Fill the planter with soil and plant herbs, moss and even mushrooms. Smaller leaved herbs work well, like thyme and oregano. If well clipped, rosemary and dill are great too. Think about the type of fey that may live with you in your space, and allow them to inspire the selection of plants. Add some rocks, crystals, and a pretty ceramic bowl to use as a reflecting pool.
You can also create a hidden garden in a large houseplant you already have. Beneath the broad leaves of a Peace Lilly or the branches of a Fichus tree, arrange some small sparkly stones, and tie some colorful ribbon to the stalks. With two different colors of fish-tank pebbles, create a pattern on the soil.
The fey (and cats) that live in your house will enjoy discovering these elusive hideaways!
Outdoors, the possibilities are endless. Use rocks or bricks to build some sort of altar to the fey. Landscape a small area of your yard with pebbles, crystals and a variety of plants. Transplant that bothersome moss in your lawn to your fey garden — it will really grow! In the spring, plant Lobelia, Forget-me-nots, Baby’s Breath, and even Cosmos. I enjoy planting purple flowers in the spring that bloom all summer. In the winter there are all sorts of perennials that can be planted: herbs, grasses, ferns and succulents are good ideas.
Using found materials that are attractive to the fey is a good approach, especially in residential areas. Tiles, which can often be obtained inexpensively, are a nice touch to a garden. You can also place special crystals here and there. I like to work small, and create little wee places for my fey friends to play.
If you see mushrooms in your yard, dig up a small patch around them, and transplant to your garden. They will spore there and more will grow next season.
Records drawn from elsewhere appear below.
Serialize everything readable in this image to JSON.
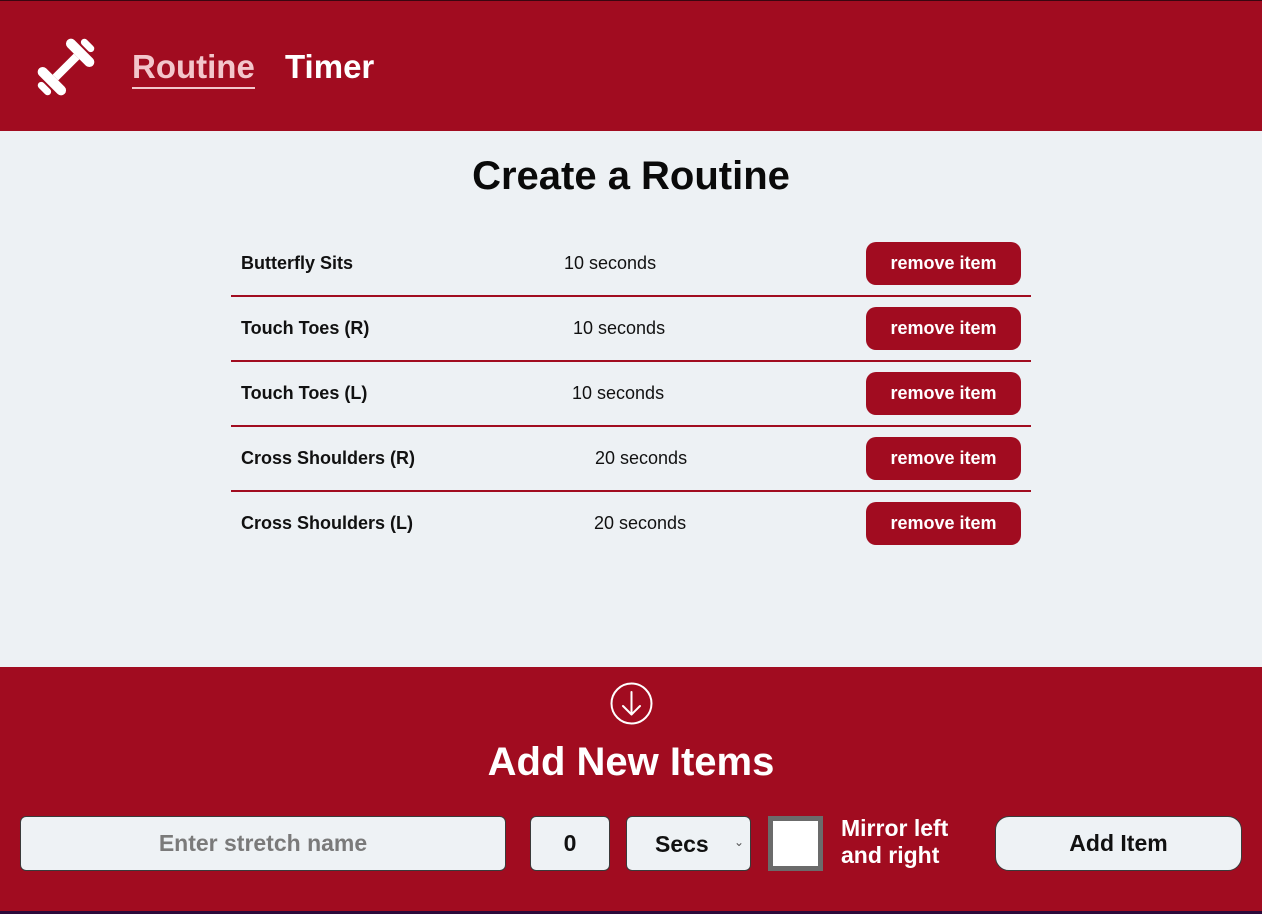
{
  "header": {
    "logo_icon": "dumbbell-icon",
    "nav": [
      {
        "label": "Routine",
        "active": true
      },
      {
        "label": "Timer",
        "active": false
      }
    ]
  },
  "main": {
    "title": "Create a Routine",
    "items": [
      {
        "name": "Butterfly Sits",
        "duration": "10 seconds",
        "action": "remove item"
      },
      {
        "name": "Touch Toes (R)",
        "duration": "10 seconds",
        "action": "remove item"
      },
      {
        "name": "Touch Toes (L)",
        "duration": "10 seconds",
        "action": "remove item"
      },
      {
        "name": "Cross Shoulders (R)",
        "duration": "20 seconds",
        "action": "remove item"
      },
      {
        "name": "Cross Shoulders (L)",
        "duration": "20 seconds",
        "action": "remove item"
      }
    ]
  },
  "footer": {
    "icon": "arrow-down-circle-icon",
    "title": "Add New Items",
    "stretch_placeholder": "Enter stretch name",
    "stretch_value": "",
    "quantity_value": "0",
    "unit_selected": "Secs",
    "mirror_label": "Mirror left and right",
    "mirror_checked": false,
    "add_label": "Add Item"
  },
  "colors": {
    "brand": "#a10c20",
    "background": "#edf1f4",
    "active_nav": "#f3c6cb"
  }
}
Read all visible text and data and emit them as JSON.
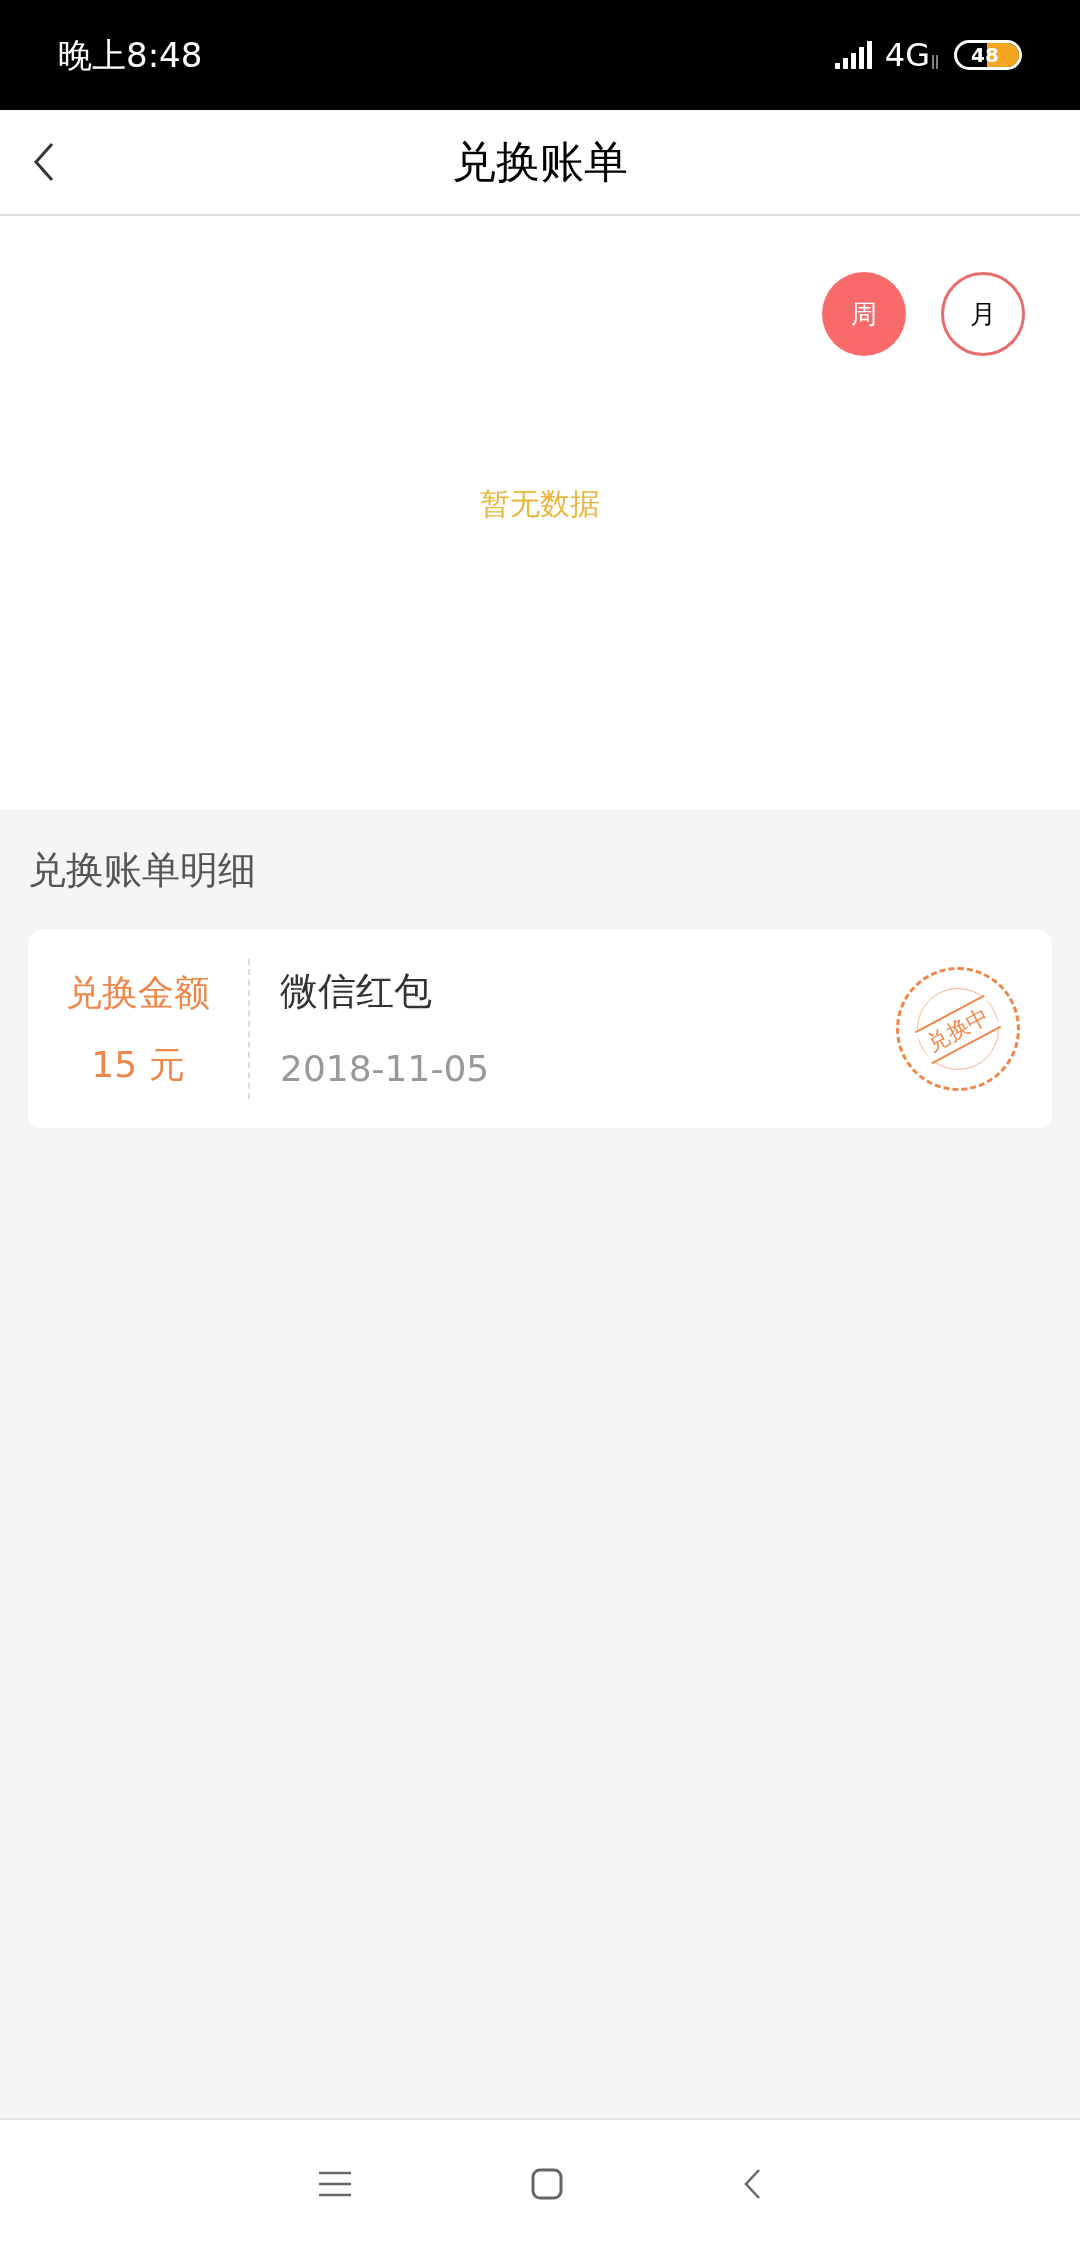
{
  "status_bar": {
    "time": "晚上8:48",
    "network": "4G",
    "battery": "48"
  },
  "header": {
    "title": "兑换账单"
  },
  "period_tabs": [
    {
      "label": "周",
      "selected": true
    },
    {
      "label": "月",
      "selected": false
    }
  ],
  "chart": {
    "empty_text": "暂无数据"
  },
  "details": {
    "title": "兑换账单明细",
    "records": [
      {
        "amount_label": "兑换金额",
        "amount": "15 元",
        "name": "微信红包",
        "date": "2018-11-05",
        "stamp": "兑换中"
      }
    ]
  }
}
You can add a fairy mound — a small hill covered in moss, with a small door (from a doll house, or hand crafted) on the side. A variation is a small round mirror or reflecting pool on the top.
Even branches tied together with an old window, arranged rocks, a shiny pinwheel, and ribbon streaming from the fixture is sure to keep the fey as well as your human guests enchanted.
There are so many little things to do in the mundane world that attract the fey. Perhaps the best idea of all is to allow these magickal creatures to speak to you in meditation — they will let you know what they want (believe me!).